Bude ikut penasaran. Mangkuk makan Shanum sudah ia siapkan. Hangat dan rasanya sudah pas. Mereka ikut melihat Shanum yang bersiap menyusu. Anggi mencoba membuka kancing atas bajunya. Selimut kecil yang tersampir di sandaran sofa ia gunakan untuk menutupi pundaknya yang terbuka. Anehnya, tepat saat Shanum menyesap yang ia cari di tubuh ibunya, Shanum sontak menangis dan menolak. Payudara Anggi jadi sasaran pukulnya.

"Tuh, kan. Mama itu sudah mandi, loh. Sudah bersih. Masa masih berasa sih, Dek?"

Kekesalan Anggi terjadi sudah. Shanum tidak mau. Ia meronta tidak mau dipangku. Tubuh kecilnya melorot tidak mau. Menangis sambil tangannya mengayun-ayun meminta tolong. Radit kecil sudah bersama Nabila. Budelah yang akhirnya datang menjadi penolongnya.

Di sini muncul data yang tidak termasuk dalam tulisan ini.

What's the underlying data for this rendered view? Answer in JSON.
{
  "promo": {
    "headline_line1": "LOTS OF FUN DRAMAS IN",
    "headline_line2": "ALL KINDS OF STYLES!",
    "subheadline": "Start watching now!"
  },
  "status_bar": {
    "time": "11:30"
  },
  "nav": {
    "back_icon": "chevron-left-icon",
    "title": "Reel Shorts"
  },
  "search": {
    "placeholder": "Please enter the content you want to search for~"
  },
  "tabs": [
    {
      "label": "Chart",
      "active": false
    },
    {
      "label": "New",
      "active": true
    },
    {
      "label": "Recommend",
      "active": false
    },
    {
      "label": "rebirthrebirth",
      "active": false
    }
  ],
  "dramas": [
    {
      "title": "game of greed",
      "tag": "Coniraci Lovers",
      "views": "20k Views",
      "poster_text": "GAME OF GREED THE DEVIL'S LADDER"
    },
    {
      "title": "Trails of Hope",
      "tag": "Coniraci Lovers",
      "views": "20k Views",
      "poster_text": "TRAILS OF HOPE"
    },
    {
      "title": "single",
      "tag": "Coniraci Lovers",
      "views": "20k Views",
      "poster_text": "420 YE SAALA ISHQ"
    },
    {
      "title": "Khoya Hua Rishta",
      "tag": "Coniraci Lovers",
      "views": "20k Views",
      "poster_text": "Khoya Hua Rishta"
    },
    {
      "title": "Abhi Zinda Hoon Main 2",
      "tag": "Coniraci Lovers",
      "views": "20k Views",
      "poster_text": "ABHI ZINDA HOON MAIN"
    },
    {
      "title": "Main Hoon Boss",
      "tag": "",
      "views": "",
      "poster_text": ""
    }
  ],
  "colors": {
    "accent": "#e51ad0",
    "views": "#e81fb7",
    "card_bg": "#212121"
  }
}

Tangan Anggi bergegas kembali memperbaiki kancing bajunya. Bahaya jika tiba-tiba ada tamu yang datang.

"Makan saja, lah." Anggi mengambil makanan Shanum di dapur. Di sana Radit kecil sibuk menggigit daging rajungan yang coba diberikan oleh Nabila. 

"Radit suka sekali, Bu." Tuturnya dengan wajah berbinar. Khas ibu-ibu bangga dengan buah hatinya.

"Iya, dia suka banget itu. Semoga nggak alergi, ya. Eh, tapi kan Mas Ra ...," Anggi lupa jika suaminya sangat amat menyukai daging rajungan. Andai keduanya sama, Radit kecil tidak akan terjadi apa-apa.

Suara teriakan Shanum masih menggelegar. Para orang dewasa ikut panik dibuatnya. Sementara si Radit kecil, tidak ada yang bisa mengusiknya dengan daging rajungan di mangkuknya.

"Itu Adek Sasa kenapa ya, Bu? Nangisnya sampai begitu. Sudah selesai menyusunya?"

"Hah," Anggi mendesah pasrah. Mungkin kalau sudah lelah, Shanum akan sedikit lebih tenang, "Sasa tahu kalau sudah bekas orang lain." 

"Bekas orang lain?" Nabila tidak mengerti sama sekali.

Apa urusannya menyusui dengan bekas orang lain?